Groopman and Kensler have been working together for three decades, studying and ultimately trying to prevent liver cancer in China. About three years ago, they decided to merge their laboratories. That's when Qin came on board. Posted outside their new lab, Qin stands about five feet tall, weighs in at several hundred pounds, and has a faraway look about him.

He's also made of clay. Qin is a reproduction of one of the terra cotta warriors that 2,200 years ago guarded the emperor's mausoleum.

"We thought it would be fun to see if we could track down a reproduction warrior to sort of provide some dominating figurehead or stoic figure that represented us and our interests and our collaborations," says Kensler.

Kensler found Qin at the Museum of Terra Cotta Warriors and Horses, located at the emperor's burial site in Xi'an. The museum store sells reproductions made from clay found at the site.

Qin has become a beloved part of the department. The soldier is decorated seasonally, with lights at Christmastime, a flag on the 4th of July, and a gown for graduation. He's even dusted at night.

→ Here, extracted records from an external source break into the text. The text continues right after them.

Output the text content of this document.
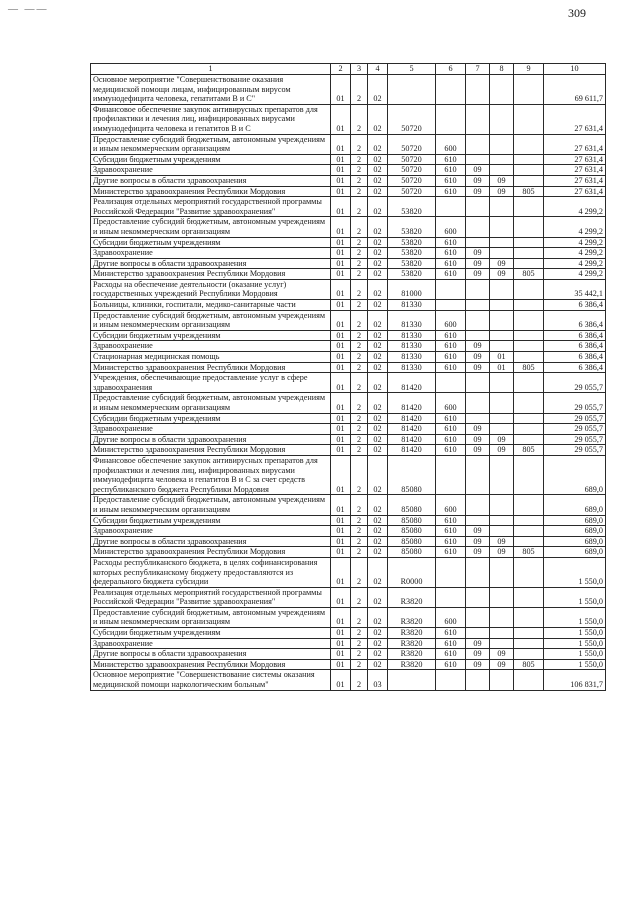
— ——	309
1	2	3	4	5	6	7	8	9	10
Основное мероприятие "Совершенствование оказания медицинской помощи лицам, инфицированным вирусом иммунодефицита человека, гепатитами В и С"	01	2	02						69 611,7
Финансовое обеспечение закупок антивирусных препаратов для профилактики и лечения лиц, инфицированных вирусами иммунодефицита человека и гепатитов В и С	01	2	02	50720					27 631,4
Предоставление субсидий бюджетным, автономным учреждениям и иным некоммерческим организациям	01	2	02	50720	600				27 631,4
Субсидии бюджетным учреждениям	01	2	02	50720	610				27 631,4
Здравоохранение	01	2	02	50720	610	09			27 631,4
Другие вопросы в области здравоохранения	01	2	02	50720	610	09	09		27 631,4
Министерство здравоохранения Республики Мордовия	01	2	02	50720	610	09	09	805	27 631,4
Реализация отдельных мероприятий государственной программы Российской Федерации "Развитие здравоохранения"	01	2	02	53820					4 299,2
Предоставление субсидий бюджетным, автономным учреждениям и иным некоммерческим организациям	01	2	02	53820	600				4 299,2
Субсидии бюджетным учреждениям	01	2	02	53820	610				4 299,2
Здравоохранение	01	2	02	53820	610	09			4 299,2
Другие вопросы в области здравоохранения	01	2	02	53820	610	09	09		4 299,2
Министерство здравоохранения Республики Мордовия	01	2	02	53820	610	09	09	805	4 299,2
Расходы на обеспечение деятельности (оказание услуг) государственных учреждений Республики Мордовия	01	2	02	81000					35 442,1
Больницы, клиники, госпитали, медико-санитарные части	01	2	02	81330					6 386,4
Предоставление субсидий бюджетным, автономным учреждениям и иным некоммерческим организациям	01	2	02	81330	600				6 386,4
Субсидии бюджетным учреждениям	01	2	02	81330	610				6 386,4
Здравоохранение	01	2	02	81330	610	09			6 386,4
Стационарная медицинская помощь	01	2	02	81330	610	09	01		6 386,4
Министерство здравоохранения Республики Мордовия	01	2	02	81330	610	09	01	805	6 386,4
Учреждения, обеспечивающие предоставление услуг в сфере здравоохранения	01	2	02	81420					29 055,7
Предоставление субсидий бюджетным, автономным учреждениям и иным некоммерческим организациям	01	2	02	81420	600				29 055,7
Субсидии бюджетным учреждениям	01	2	02	81420	610				29 055,7
Здравоохранение	01	2	02	81420	610	09			29 055,7
Другие вопросы в области здравоохранения	01	2	02	81420	610	09	09		29 055,7
Министерство здравоохранения Республики Мордовия	01	2	02	81420	610	09	09	805	29 055,7
Финансовое обеспечение закупок антивирусных препаратов для профилактики и лечения лиц, инфицированных вирусами иммунодефицита человека и гепатитов В и С за счет средств республиканского бюджета Республики Мордовия	01	2	02	85080					689,0
Предоставление субсидий бюджетным, автономным учреждениям и иным некоммерческим организациям	01	2	02	85080	600				689,0
Субсидии бюджетным учреждениям	01	2	02	85080	610				689,0
Здравоохранение	01	2	02	85080	610	09			689,0
Другие вопросы в области здравоохранения	01	2	02	85080	610	09	09		689,0
Министерство здравоохранения Республики Мордовия	01	2	02	85080	610	09	09	805	689,0
Расходы республиканского бюджета, в целях софинансирования которых республиканскому бюджету предоставляются из федерального бюджета субсидии	01	2	02	R0000					1 550,0
Реализация отдельных мероприятий государственной программы Российской Федерации "Развитие здравоохранения"	01	2	02	R3820					1 550,0
Предоставление субсидий бюджетным, автономным учреждениям и иным некоммерческим организациям	01	2	02	R3820	600				1 550,0
Субсидии бюджетным учреждениям	01	2	02	R3820	610				1 550,0
Здравоохранение	01	2	02	R3820	610	09			1 550,0
Другие вопросы в области здравоохранения	01	2	02	R3820	610	09	09		1 550,0
Министерство здравоохранения Республики Мордовия	01	2	02	R3820	610	09	09	805	1 550,0
Основное мероприятие "Совершенствование системы оказания медицинской помощи наркологическим больным"	01	2	03						106 831,7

He also provides the department with a certain distinction. "It's hard around this place to introduce any individuality," says Kensler. "So this is our small way of saying, this is who we are and what we are about." -CP


Syllabus

Course: Introduction to Africana Studies

Instructor: Colleen O'Brien, Mellon Scholar in the history department

Course Description: This course, which serves as an introduction to the new Africana studies major, will explore patterns of change, movement, and adaptation among people of African descent in sub-Saharan Africa and the Americas. Comparing scholarship and creative projects from Africa, the Caribbean, and the United States, students will question the term "diaspora" (appropriated from Jewish history) and its historical relevance to the many cultures within and emanating from the world's second largest continent. Focusing on modern history, the course's interdisciplinary approach will meld socio-political and historical essays with specific narrative histories by Chinua Achebe, Malcolm X, Octavia E. Butler, and other authors. It will also incorporate shorter works by Derek Walcott, James Baldwin, Alice Walker, Bessie Head, and others. Films will accompany each section of the reading materials, as will brief forays into visual art and music connected to the topic.

Reading List:

Global Dimensions of the African Diaspora, Joseph Harris, editor (1993).

Things Fall Apart, Chinua Achebe (1958).

The Autobiography of Malcolm X (1965).

I, Tituba, Black Witch of Salem, Maryse Conde (1992).

Parable of the Sower, Octavia E. Butler (1994).

Films:

Sankofa, Haile Gerima, director (1993).

Slam, Marc Levin, director (1998).

Everyone's Child, Tsitsi Dangarembga, director (1996).